Однажды он приказал ехать в Иерусалим. Там, говорит, покажу тебе арабскую харчевню – узнаешь, что такое настоящий «меурав». Нет, Дани, отвечаю, Иерусалим высоко, моя колымага в гору не влезет.
– Ах да, я и забыл, ты же бедный… Ты бедный, да, Михаэль? Я дам тебе денег, у меня есть… Сколько тебе дать? Два миллиона хватит? Только маме не говори.
Заверил я его, что буду нем как рыба.
Я-то знал, что никаких денег у бедняги нет, фактически они лишили Дани права распоряжаться капиталом, его семейка. Содержали его дом, прислугу, давали деньги на карманные расходы… – тебе бы, Сеня, на месяц хватило того, что у него в правом кармане жилета лежало. Да только все это была чепуха по сравнению с тем, на что он имел право. Но я забегаю, погоди… В общем, стал я непонятно кем: не педагог, не сиделка, а шут знает кто. Впрочем, было в прежние времена такое слово – компаньонка. Именно в женском роде. Так вот, я чувствовал себя компаньонкой, и поначалу это меня бесило. Потом думаю – не все ли тебе равно, Мишка, за что тебе платят твои три гроша. Живи и радуйся.
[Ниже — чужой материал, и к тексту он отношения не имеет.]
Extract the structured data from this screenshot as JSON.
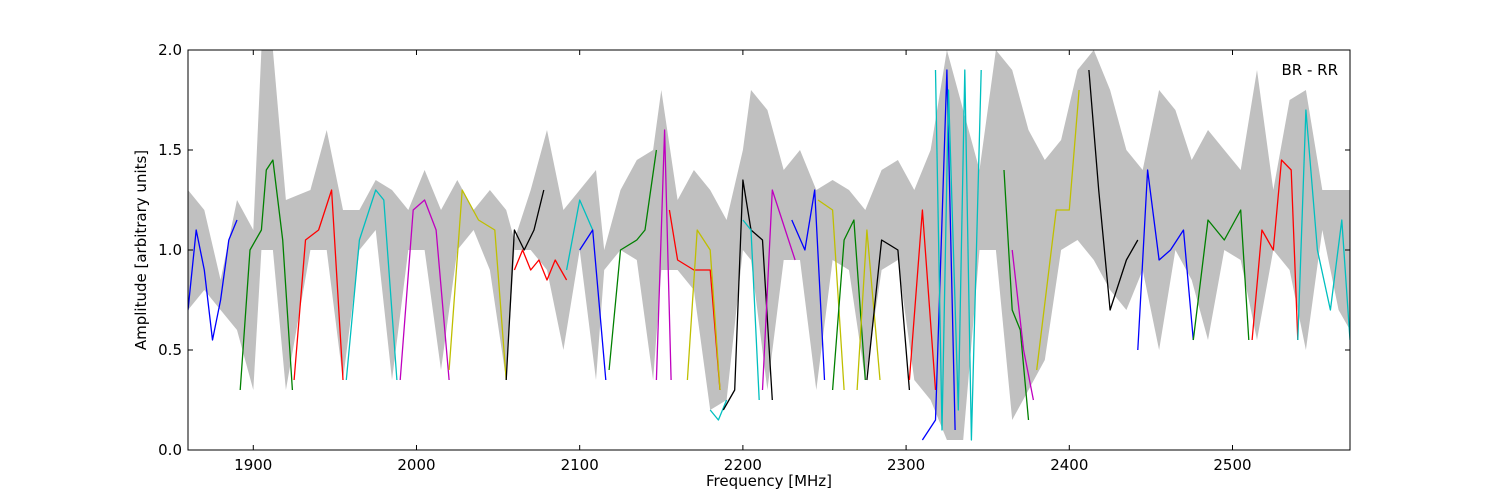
{
  "chart_data": {
    "type": "line",
    "annotation": "BR - RR",
    "xlabel": "Frequency [MHz]",
    "ylabel": "Amplitude [arbitrary units]",
    "xlim": [
      1860,
      2572
    ],
    "ylim": [
      0.0,
      2.0
    ],
    "x_ticks": [
      1900,
      2000,
      2100,
      2200,
      2300,
      2400,
      2500
    ],
    "y_ticks": [
      0.0,
      0.5,
      1.0,
      1.5,
      2.0
    ],
    "x_tick_labels": [
      "1900",
      "2000",
      "2100",
      "2200",
      "2300",
      "2400",
      "2500"
    ],
    "y_tick_labels": [
      "0.0",
      "0.5",
      "1.0",
      "1.5",
      "2.0"
    ],
    "grid": false,
    "legend": "none",
    "background_band": {
      "color": "#c0c0c0",
      "x": [
        1860,
        1870,
        1880,
        1890,
        1900,
        1905,
        1912,
        1920,
        1935,
        1945,
        1955,
        1965,
        1975,
        1985,
        1995,
        2005,
        2015,
        2025,
        2035,
        2045,
        2055,
        2060,
        2070,
        2080,
        2090,
        2100,
        2110,
        2115,
        2125,
        2135,
        2145,
        2150,
        2160,
        2170,
        2180,
        2190,
        2200,
        2205,
        2215,
        2225,
        2235,
        2245,
        2255,
        2265,
        2275,
        2285,
        2295,
        2305,
        2315,
        2325,
        2335,
        2345,
        2355,
        2365,
        2375,
        2385,
        2395,
        2405,
        2415,
        2425,
        2435,
        2445,
        2455,
        2465,
        2475,
        2485,
        2495,
        2505,
        2515,
        2525,
        2535,
        2545,
        2555,
        2565,
        2572
      ],
      "upper": [
        1.3,
        1.2,
        0.85,
        1.25,
        1.1,
        2.0,
        2.0,
        1.25,
        1.3,
        1.6,
        1.2,
        1.2,
        1.35,
        1.3,
        1.2,
        1.4,
        1.2,
        1.35,
        1.2,
        1.3,
        1.2,
        1.05,
        1.3,
        1.6,
        1.2,
        1.3,
        1.4,
        1.0,
        1.3,
        1.45,
        1.5,
        1.8,
        1.25,
        1.4,
        1.3,
        1.15,
        1.5,
        1.8,
        1.7,
        1.4,
        1.5,
        1.3,
        1.35,
        1.3,
        1.2,
        1.4,
        1.45,
        1.3,
        1.5,
        2.0,
        1.7,
        1.4,
        2.0,
        1.9,
        1.6,
        1.45,
        1.55,
        1.9,
        2.0,
        1.8,
        1.5,
        1.4,
        1.8,
        1.7,
        1.45,
        1.6,
        1.5,
        1.4,
        1.9,
        1.3,
        1.75,
        1.8,
        1.3,
        1.3,
        1.3
      ],
      "lower": [
        0.7,
        0.8,
        0.7,
        0.6,
        0.3,
        1.0,
        1.0,
        0.3,
        1.0,
        1.0,
        0.35,
        1.0,
        1.1,
        0.35,
        1.0,
        1.0,
        0.4,
        1.0,
        1.1,
        0.9,
        0.35,
        1.0,
        1.0,
        0.9,
        0.5,
        1.0,
        0.35,
        0.9,
        1.0,
        0.95,
        0.35,
        0.9,
        0.9,
        0.8,
        0.2,
        0.25,
        1.0,
        0.95,
        0.3,
        0.95,
        0.95,
        0.3,
        0.95,
        0.9,
        0.35,
        0.9,
        0.95,
        0.35,
        0.25,
        0.05,
        0.05,
        1.0,
        1.0,
        0.15,
        0.3,
        0.45,
        1.0,
        1.05,
        0.95,
        0.8,
        0.7,
        0.9,
        0.5,
        1.0,
        0.85,
        0.55,
        1.0,
        0.95,
        0.55,
        1.0,
        0.9,
        0.5,
        1.1,
        0.7,
        0.6
      ]
    },
    "segments": [
      {
        "color": "#0000ff",
        "x": [
          1860,
          1865,
          1870,
          1875,
          1880,
          1885,
          1890
        ],
        "y": [
          0.7,
          1.1,
          0.9,
          0.55,
          0.75,
          1.05,
          1.15
        ]
      },
      {
        "color": "#008000",
        "x": [
          1892,
          1898,
          1905,
          1908,
          1912,
          1918,
          1924
        ],
        "y": [
          0.3,
          1.0,
          1.1,
          1.4,
          1.45,
          1.05,
          0.3
        ]
      },
      {
        "color": "#ff0000",
        "x": [
          1925,
          1932,
          1940,
          1948,
          1955
        ],
        "y": [
          0.35,
          1.05,
          1.1,
          1.3,
          0.35
        ]
      },
      {
        "color": "#00bfbf",
        "x": [
          1957,
          1965,
          1975,
          1980,
          1988
        ],
        "y": [
          0.35,
          1.05,
          1.3,
          1.25,
          0.35
        ]
      },
      {
        "color": "#bf00bf",
        "x": [
          1990,
          1998,
          2005,
          2012,
          2020
        ],
        "y": [
          0.35,
          1.2,
          1.25,
          1.1,
          0.35
        ]
      },
      {
        "color": "#bfbf00",
        "x": [
          2020,
          2028,
          2038,
          2048,
          2055
        ],
        "y": [
          0.4,
          1.3,
          1.15,
          1.1,
          0.35
        ]
      },
      {
        "color": "#000000",
        "x": [
          2055,
          2060,
          2066,
          2072,
          2078
        ],
        "y": [
          0.35,
          1.1,
          1.0,
          1.1,
          1.3
        ]
      },
      {
        "color": "#ff0000",
        "x": [
          2060,
          2065,
          2070,
          2075,
          2080,
          2085,
          2092
        ],
        "y": [
          0.9,
          1.0,
          0.9,
          0.95,
          0.85,
          0.95,
          0.85
        ]
      },
      {
        "color": "#00bfbf",
        "x": [
          2092,
          2100,
          2108
        ],
        "y": [
          0.9,
          1.25,
          1.1
        ]
      },
      {
        "color": "#0000ff",
        "x": [
          2100,
          2108,
          2116
        ],
        "y": [
          1.0,
          1.1,
          0.35
        ]
      },
      {
        "color": "#008000",
        "x": [
          2118,
          2125,
          2135,
          2140,
          2147
        ],
        "y": [
          0.4,
          1.0,
          1.05,
          1.1,
          1.5
        ]
      },
      {
        "color": "#bf00bf",
        "x": [
          2147,
          2152,
          2156
        ],
        "y": [
          0.35,
          1.6,
          0.35
        ]
      },
      {
        "color": "#ff0000",
        "x": [
          2155,
          2160,
          2170,
          2180,
          2186
        ],
        "y": [
          1.2,
          0.95,
          0.9,
          0.9,
          0.3
        ]
      },
      {
        "color": "#bfbf00",
        "x": [
          2166,
          2172,
          2180,
          2186
        ],
        "y": [
          0.35,
          1.1,
          1.0,
          0.3
        ]
      },
      {
        "color": "#00bfbf",
        "x": [
          2180,
          2185,
          2190
        ],
        "y": [
          0.2,
          0.15,
          0.25
        ]
      },
      {
        "color": "#000000",
        "x": [
          2188,
          2195,
          2200,
          2205,
          2212,
          2218
        ],
        "y": [
          0.2,
          0.3,
          1.35,
          1.1,
          1.05,
          0.25
        ]
      },
      {
        "color": "#00bfbf",
        "x": [
          2200,
          2205,
          2210
        ],
        "y": [
          1.15,
          1.1,
          0.25
        ]
      },
      {
        "color": "#bf00bf",
        "x": [
          2212,
          2218,
          2226,
          2232
        ],
        "y": [
          0.3,
          1.3,
          1.1,
          0.95
        ]
      },
      {
        "color": "#0000ff",
        "x": [
          2230,
          2238,
          2244,
          2250
        ],
        "y": [
          1.15,
          1.0,
          1.3,
          0.35
        ]
      },
      {
        "color": "#bfbf00",
        "x": [
          2246,
          2255,
          2262
        ],
        "y": [
          1.25,
          1.2,
          0.3
        ]
      },
      {
        "color": "#008000",
        "x": [
          2255,
          2262,
          2268,
          2275
        ],
        "y": [
          0.3,
          1.05,
          1.15,
          0.35
        ]
      },
      {
        "color": "#bfbf00",
        "x": [
          2270,
          2276,
          2284
        ],
        "y": [
          0.3,
          1.1,
          0.35
        ]
      },
      {
        "color": "#000000",
        "x": [
          2276,
          2285,
          2295,
          2302
        ],
        "y": [
          0.35,
          1.05,
          1.0,
          0.3
        ]
      },
      {
        "color": "#ff0000",
        "x": [
          2302,
          2310,
          2318
        ],
        "y": [
          0.35,
          1.2,
          0.3
        ]
      },
      {
        "color": "#0000ff",
        "x": [
          2310,
          2318,
          2325,
          2330
        ],
        "y": [
          0.05,
          0.15,
          1.9,
          0.1
        ]
      },
      {
        "color": "#00bfbf",
        "x": [
          2318,
          2322,
          2326,
          2332,
          2336,
          2340,
          2346
        ],
        "y": [
          1.9,
          0.1,
          1.8,
          0.2,
          1.9,
          0.05,
          1.9
        ]
      },
      {
        "color": "#008000",
        "x": [
          2360,
          2365,
          2370,
          2375
        ],
        "y": [
          1.4,
          0.7,
          0.6,
          0.15
        ]
      },
      {
        "color": "#bf00bf",
        "x": [
          2365,
          2372,
          2378
        ],
        "y": [
          1.0,
          0.5,
          0.25
        ]
      },
      {
        "color": "#bfbf00",
        "x": [
          2380,
          2392,
          2400,
          2406
        ],
        "y": [
          0.4,
          1.2,
          1.2,
          1.8
        ]
      },
      {
        "color": "#000000",
        "x": [
          2412,
          2418,
          2425,
          2435,
          2442
        ],
        "y": [
          1.9,
          1.3,
          0.7,
          0.95,
          1.05
        ]
      },
      {
        "color": "#0000ff",
        "x": [
          2442,
          2448,
          2455,
          2462,
          2470,
          2476
        ],
        "y": [
          0.5,
          1.4,
          0.95,
          1.0,
          1.1,
          0.55
        ]
      },
      {
        "color": "#008000",
        "x": [
          2476,
          2485,
          2495,
          2505,
          2510
        ],
        "y": [
          0.55,
          1.15,
          1.05,
          1.2,
          0.55
        ]
      },
      {
        "color": "#ff0000",
        "x": [
          2512,
          2518,
          2525,
          2530,
          2536,
          2540
        ],
        "y": [
          0.55,
          1.1,
          1.0,
          1.45,
          1.4,
          0.55
        ]
      },
      {
        "color": "#00bfbf",
        "x": [
          2540,
          2545,
          2552,
          2560,
          2567,
          2572
        ],
        "y": [
          0.55,
          1.7,
          1.0,
          0.7,
          1.15,
          0.55
        ]
      }
    ]
  }
}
А со временем я стал к Дани не то чтобы привыкать – к нему невозможно было привыкнуть, – стал понимать его, чувствовать перепады его настроений. И он ко мне страшно привязался. Бывало, стоит мне вырваться на волю, как уже через десять минут верещит выданный мне радиотелефон, и я слышу голос Дани:
– Михаэль, где ты? Я соскучился. Поговори со мной.
А я, значит, в машине – телефон плечом к уху прижал, руль кручу и рассказываю чего-то, рассказываю… Бог знает какую херню несу… Иринка мне говорит:
– Ты, пап, совсем дома не бываешь.
– Доча, – говорю, – я Шехерезадой, бля, заделался. А она мне в ответ:
– Ну, гляди только, как бы наутро тебе чего-нибудь не отрубили.
Словом, Сеня, не сразу это получилось, но постепенно я стал чуть ли не членом семьи. Нечто вроде Гришки Распутина при царском дворе времен упадка. Говорю тебе – он без меня жить не мог. Таскал даже на семейные сборища.
Кроме главной, мамаши, геверэт Сарры Минц, есть у них еще дядя, бездетный старый хрен, владелец чуть ли не половины отелей на Мертвом море, нескольких гигантских автостоянок и еще кой-какой мелочишки, вроде двух-трех ресторанов на набережных Тель-Авива. Это мне Дани рассказал, меланхолично-равнодушно. Все хозяйство, как я понял, должно со временем остаться Дани и его младшей сеструхе, Илане, и вот тут я умолкаю. Более омерзительной девицы в жизни не встречал. Внешне она похожа на мать, такая же невзрачная. Но богаче невесты в стране, я думаю, нет. Хахаль ее – уже как бы официальный жених – генеральный директор одного из трех крупнейших банков. Я тебе к чему все это перечисляю? Чтоб ты за них, Сеня, не волновался.